The admission requirements at Australian universities are quite moderate. In most cases, applicants only need to have passed the first state examination or Bachelor of Laws and have sufficient knowledge of English. Some universities require a minimum number of points for the first degree. It is best to inquire about this at the university of your choice. Applicants usually prove their language skills by means of a standardized language test such as the TOEFL or IELTS.

  • For more information about country of Australia and continent of Oceania, please visit thesciencetutor.

Costs and ways to finance an LLM in Australia

Australian universities are largely financed by tuition fees. International students pay between AUD 20,000 and AUD 52,000 for an LLM in Australia. Most programs are somewhere in the middle price range, between AUD 25,000 and AUD 35,000. If you add the cost of living, you get a not inconsiderable amount for the Master of Laws in Australia.

Funding and financing options

Fortunately, however, there are several forms of financial assistance that make the LLM in Australia affordable. Students who perform particularly well should try to get hold of a scholarship. In Germany, these are mainly awarded by the DAAD or various organizations promoting the gifted. Australian universities also award scholarships to particularly promising graduate students.

The Australian government also presents the Endeavor Awards, which support particularly talented international students with up to AUD 15,000 per semester. Another way of making the LLM affordable in Australia is through low- interest education and student loans or education funds, such as the Brain Capitlal LLM Education Fund.

Visa and entry into Australia

As a German student, you need a visa to complete the LLM in Australia. You should apply for this in good time before the planned trip using the online form at the Department of Immigration and Citizenship. Among other things, you need a certificate of enrollment and proof of sufficient financial resources. In some cases, the Australian Embassy will ask for an examination by a contracted doctor. You can find more information about the Australian student visa here in the guide.

A foreign health insurance for Australia is also compulsory. Vaccinations for Australia are not required. In any case, it makes sense to visit a travel doctor a few weeks before departure to have the standard vaccination protection refreshed and, if necessary, to add further vaccinations.

Innovative Research Universities

The Innovative Research Universities (IRU) network has existed since 2003. All of the founding members were Australian universities that were founded in the 1960s and 1970s with a comprehensive research mandate. At the time these universities were founded, there were many innovations in the design and delivery of education. Together with the explicit research assignment, this is the reason why the university network bears the name “Innovative Research Universities”. Around 15 percent of students in Australia are enrolled in one of the network’s universities.

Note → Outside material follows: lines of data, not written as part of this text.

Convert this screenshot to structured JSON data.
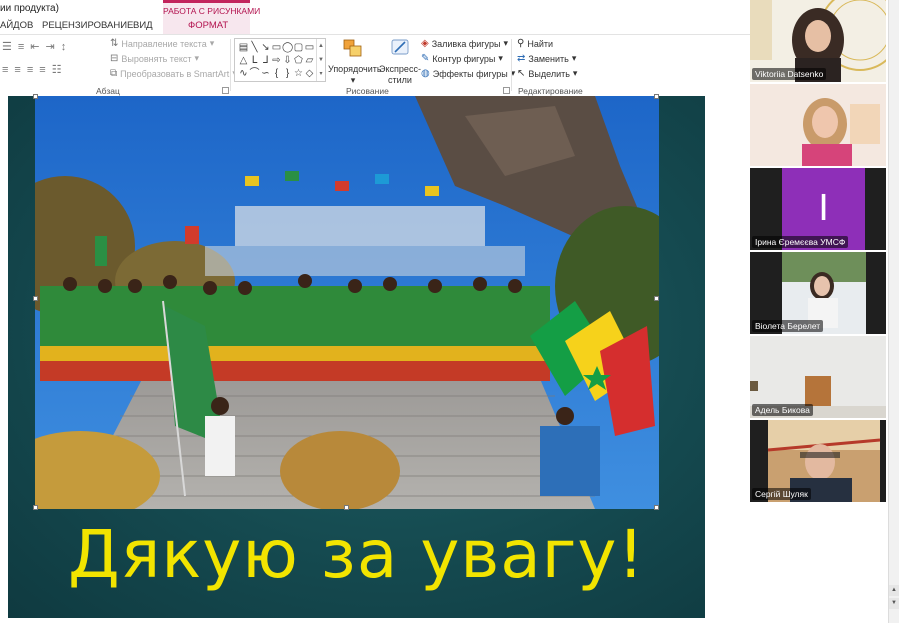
{
  "ribbon": {
    "title_partial": "ии продукта)",
    "context_group": "РАБОТА С РИСУНКАМИ",
    "tabs": [
      "АЙДОВ",
      "РЕЦЕНЗИРОВАНИЕ",
      "ВИД",
      "ФОРМАТ"
    ],
    "paragraph": {
      "label": "Абзац",
      "text_direction": "Направление текста",
      "align_text": "Выровнять текст",
      "convert_smartart": "Преобразовать в SmartArt"
    },
    "drawing": {
      "label": "Рисование",
      "arrange": "Упорядочить",
      "quick_styles_1": "Экспресс-",
      "quick_styles_2": "стили",
      "shape_fill": "Заливка фигуры",
      "shape_outline": "Контур фигуры",
      "shape_effects": "Эффекты фигуры"
    },
    "editing": {
      "label": "Редактирование",
      "find": "Найти",
      "replace": "Заменить",
      "select": "Выделить"
    }
  },
  "slide": {
    "thanks_text": "Дякую за увагу!",
    "text_color": "#f2e400",
    "background_color": "#154a50"
  },
  "participants": [
    {
      "name": "Viktoriia Datsenko"
    },
    {
      "name": ""
    },
    {
      "name": "Ірина Єремєєва УМСФ",
      "avatar_letter": "I",
      "avatar_color": "#8e2fb8"
    },
    {
      "name": "Віолета Берелет"
    },
    {
      "name": "Адель Бикова"
    },
    {
      "name": "Сергій Шуляк"
    }
  ]
}
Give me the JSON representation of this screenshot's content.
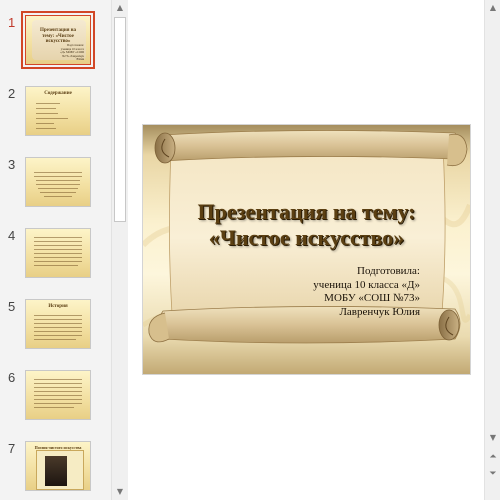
{
  "thumbnails": [
    {
      "number": "1",
      "title": "Презентация на тему: «Чистое искусство»",
      "author_small": "Подготовила: ученица 10 класса «Д» МОБУ «СОШ №73» Лавренчук Юлия"
    },
    {
      "number": "2",
      "heading": "Содержание"
    },
    {
      "number": "3"
    },
    {
      "number": "4"
    },
    {
      "number": "5",
      "heading": "История"
    },
    {
      "number": "6"
    },
    {
      "number": "7",
      "heading": "Поэзия чистого искусства"
    }
  ],
  "slide": {
    "title_line1": "Презентация на тему:",
    "title_line2": "«Чистое искусство»",
    "author": [
      "Подготовила:",
      "ученица 10 класса «Д»",
      "МОБУ «СОШ №73»",
      "Лавренчук Юлия"
    ]
  },
  "colors": {
    "accent": "#d24726",
    "title_text": "#5b3f12",
    "parchment": "#f5ead1"
  },
  "icons": {
    "scroll_up": "triangle-up",
    "scroll_down": "triangle-down",
    "prev_slide": "double-chevron-up",
    "next_slide": "double-chevron-down"
  }
}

The composition of the Innovative Research Universities network has changed a little since it was founded. A founding member left the association, other universities joined him after 2003. The following universities are currently part of the Innovative Research Universities:

  • Charles Darwin University
  • Griffith University
  • James Cook University
  • La Trobe University
  • Murdoch University

Goals of the Innovative Research Universities

The university association Innovative Research Universities pursues the goal of increasing the already high quality of the universities. The IRU try to influence the policy of the Australian government for the higher education sector in a positive way. In addition, the Innovative Research Universities want to create opportunities for students and other interest groups through collaborations and partnerships. Various projects at the IRU focus, among other things, on further developing research strengths and improving teaching quality.